Enviada em 23/07/2020

Nas últimas duas décadas, houve um significativo avanço do Índice de Desenvolvimento Humano, IDH, e combate a pobreza no Brasil. Muito disso se deve às políticas de distribuição de renda e aumento do salário mínimo acima da inflação. Com maior poder aquisitivo, o brasileiro deixou o triste mapa da fome e passou a consumir mais proteínas de origem animal. Hoje, o país é o segundo maior consumidor de carne no mundo. No entanto, o crescimento da indústria pecuária está diretamente relacionado ao aumento do desmatamento e ao incremento da emissão de gases do efeito estufa.

De início, vale ressaltar que, devido ao aumento da demanda por carne em território nacional, há maior demanda por terras para criação de gado. Posto isso, fica evidente que a grilagem de terras e os conflitos por terra tendem a aumentar, seguindo o aumento do consumo. Segundo o Instituto Brasileiro de Pesquisas Espaciais, o país vem aumentando progressivamente o desmatamento da amazônia. Fato que pode ser creditado à influência política exercida pelo poder econômico dos pecuaristas.
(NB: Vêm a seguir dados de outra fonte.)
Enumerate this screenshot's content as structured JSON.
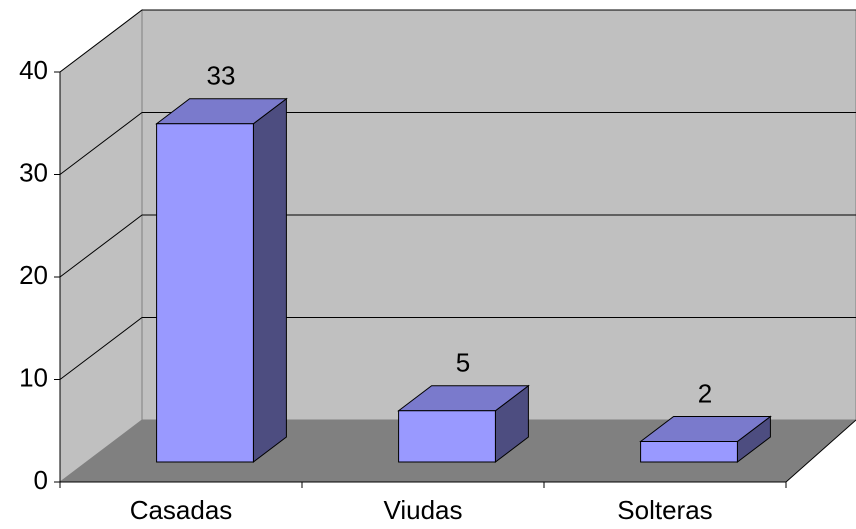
{
  "chart_data": {
    "type": "bar3d",
    "categories": [
      "Casadas",
      "Viudas",
      "Solteras"
    ],
    "values": [
      33,
      5,
      2
    ],
    "color": "#9999ff",
    "ylim": [
      0,
      40
    ],
    "yticks": [
      0,
      10,
      20,
      30,
      40
    ],
    "grid": true
  }
}
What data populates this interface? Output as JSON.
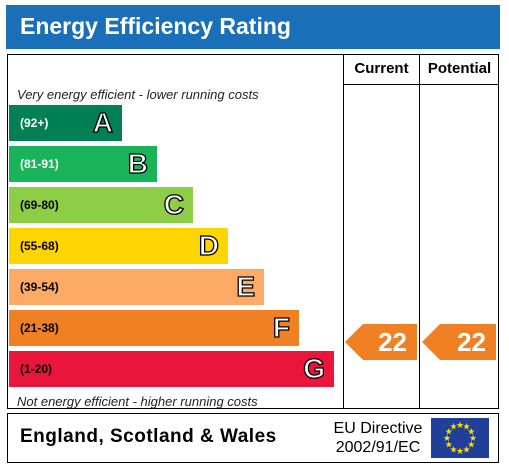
{
  "title": "Energy Efficiency Rating",
  "columns": {
    "current": "Current",
    "potential": "Potential"
  },
  "top_note": "Very energy efficient - lower running costs",
  "bottom_note": "Not energy efficient - higher running costs",
  "bands": [
    {
      "range": "(92+)",
      "letter": "A",
      "color": "#008054",
      "text_color": "#ffffff"
    },
    {
      "range": "(81-91)",
      "letter": "B",
      "color": "#19b459",
      "text_color": "#ffffff"
    },
    {
      "range": "(69-80)",
      "letter": "C",
      "color": "#8dce46",
      "text_color": "#000000"
    },
    {
      "range": "(55-68)",
      "letter": "D",
      "color": "#ffd500",
      "text_color": "#000000"
    },
    {
      "range": "(39-54)",
      "letter": "E",
      "color": "#fcaa65",
      "text_color": "#000000"
    },
    {
      "range": "(21-38)",
      "letter": "F",
      "color": "#ef8023",
      "text_color": "#000000"
    },
    {
      "range": "(1-20)",
      "letter": "G",
      "color": "#e9153b",
      "text_color": "#000000"
    }
  ],
  "ratings": {
    "current": "22",
    "potential": "22",
    "arrow_color": "#ef8023"
  },
  "footer": {
    "region": "England, Scotland & Wales",
    "directive_line1": "EU Directive",
    "directive_line2": "2002/91/EC"
  },
  "flag_icon": "eu-flag-icon"
}
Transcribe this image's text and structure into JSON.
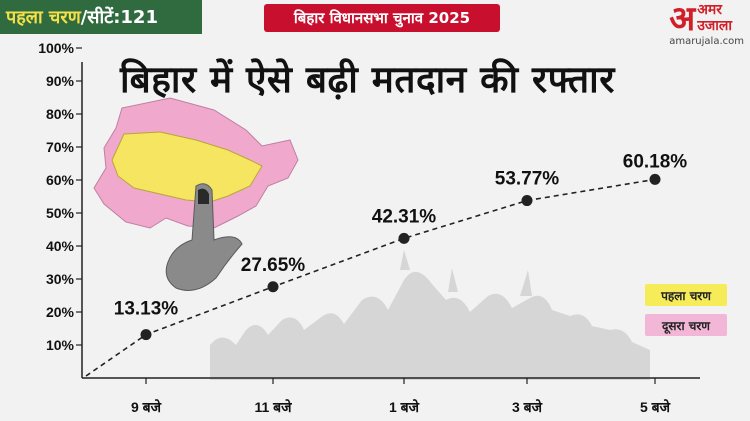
{
  "header": {
    "phase_label": "पहला चरण",
    "seats_label": "/सीटें:121",
    "banner": "बिहार विधानसभा चुनाव 2025"
  },
  "brand": {
    "mark": "अ",
    "name": "अमर उजाला",
    "domain": "amarujala.com"
  },
  "legend": {
    "phase1": "पहला चरण",
    "phase2": "दूसरा चरण"
  },
  "colors": {
    "phase1": "#f6ec5a",
    "phase2": "#f2b6d6",
    "badge": "#2f6b3f",
    "banner": "#c8102e"
  },
  "chart_data": {
    "type": "line",
    "title": "बिहार में ऐसे बढ़ी मतदान की रफ्तार",
    "categories": [
      "9 बजे",
      "11 बजे",
      "1 बजे",
      "3 बजे",
      "5 बजे"
    ],
    "values": [
      13.13,
      27.65,
      42.31,
      53.77,
      60.18
    ],
    "data_labels": [
      "13.13%",
      "27.65%",
      "42.31%",
      "53.77%",
      "60.18%"
    ],
    "yticks": [
      "10%",
      "20%",
      "30%",
      "40%",
      "50%",
      "60%",
      "70%",
      "80%",
      "90%",
      "100%"
    ],
    "ylim": [
      0,
      100
    ],
    "line_style": "dashed",
    "grid": false
  }
}
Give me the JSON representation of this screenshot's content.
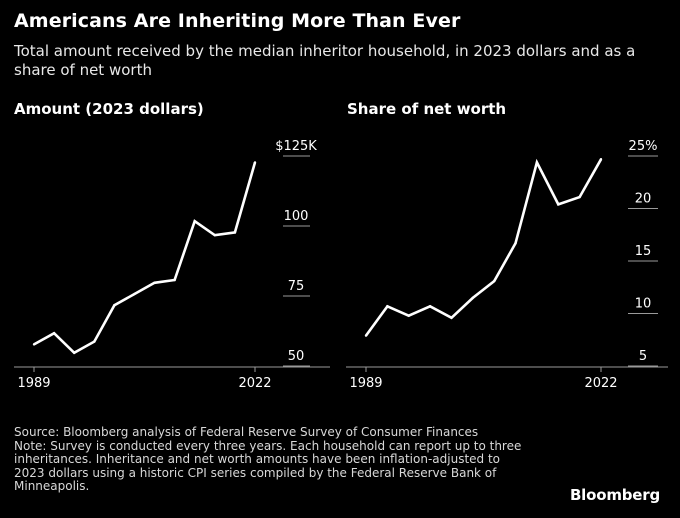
{
  "header": {
    "title": "Americans Are Inheriting More Than Ever",
    "subtitle": "Total amount received by the median inheritor household, in 2023 dollars and as a share of net worth"
  },
  "footer": {
    "source": "Source: Bloomberg analysis of Federal Reserve Survey of Consumer Finances",
    "note": "Note: Survey is conducted every three years. Each household can report up to three inheritances. Inheritance and net worth amounts have been inflation-adjusted to 2023 dollars using a historic CPI series compiled by the Federal Reserve Bank of Minneapolis.",
    "brand": "Bloomberg"
  },
  "colors": {
    "background": "#000000",
    "line": "#ffffff",
    "axis": "#9a9a9a",
    "text": "#ffffff"
  },
  "chart_data": [
    {
      "type": "line",
      "title": "Amount (2023 dollars)",
      "x": [
        1989,
        1992,
        1995,
        1998,
        2001,
        2004,
        2007,
        2010,
        2013,
        2016,
        2019,
        2022
      ],
      "values": [
        57,
        61,
        54,
        58,
        71,
        75,
        79,
        80,
        101,
        96,
        97,
        122
      ],
      "x_ticks": [
        "1989",
        "2022"
      ],
      "y_ticks": [
        "50",
        "75",
        "100",
        "$125K"
      ],
      "ylim": [
        50,
        125
      ],
      "grid": false,
      "xlabel": "",
      "ylabel": ""
    },
    {
      "type": "line",
      "title": "Share of net worth",
      "x": [
        1989,
        1992,
        1995,
        1998,
        2001,
        2004,
        2007,
        2010,
        2013,
        2016,
        2019,
        2022
      ],
      "values": [
        7.7,
        10.5,
        9.6,
        10.5,
        9.4,
        11.3,
        12.9,
        16.5,
        24.2,
        20.2,
        20.9,
        24.5
      ],
      "x_ticks": [
        "1989",
        "2022"
      ],
      "y_ticks": [
        "5",
        "10",
        "15",
        "20",
        "25%"
      ],
      "ylim": [
        5,
        25
      ],
      "grid": false,
      "xlabel": "",
      "ylabel": ""
    }
  ]
}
Além disso, o grande rebanho bovino brasileiro é um grande vilão do aquecimento global, pois o gás metano produzido pelo sistema digestivo dos animais tem maior capacidade de reter calor que o gás carbônico. De acordo com o World Wide Fund for Nature, WWF, o país é o quarto maior emissor de gases do efeito estufa no mundo. Como a balança comercial brasileira é baseada na exportação de produtos agrícolas, é fácil perceber que a poluição gerada é oriunda dos desmatamentos e criação de animais.

Portanto, para que sejam minoradas as emissões de gases nocivos, é necessário que o desmamento seja contido. Para tanto, o Governo Federal deve intensificar a fiscalização ambiental. Um modo de financiar mais patrulhas ambientais é punindo com multas pecuniárias aqueles que descumprem a lei e destinar os recursos obtidos à fiscalização. Dessarte, certamente,  o desmatamento e o efeito estufa diminuirão.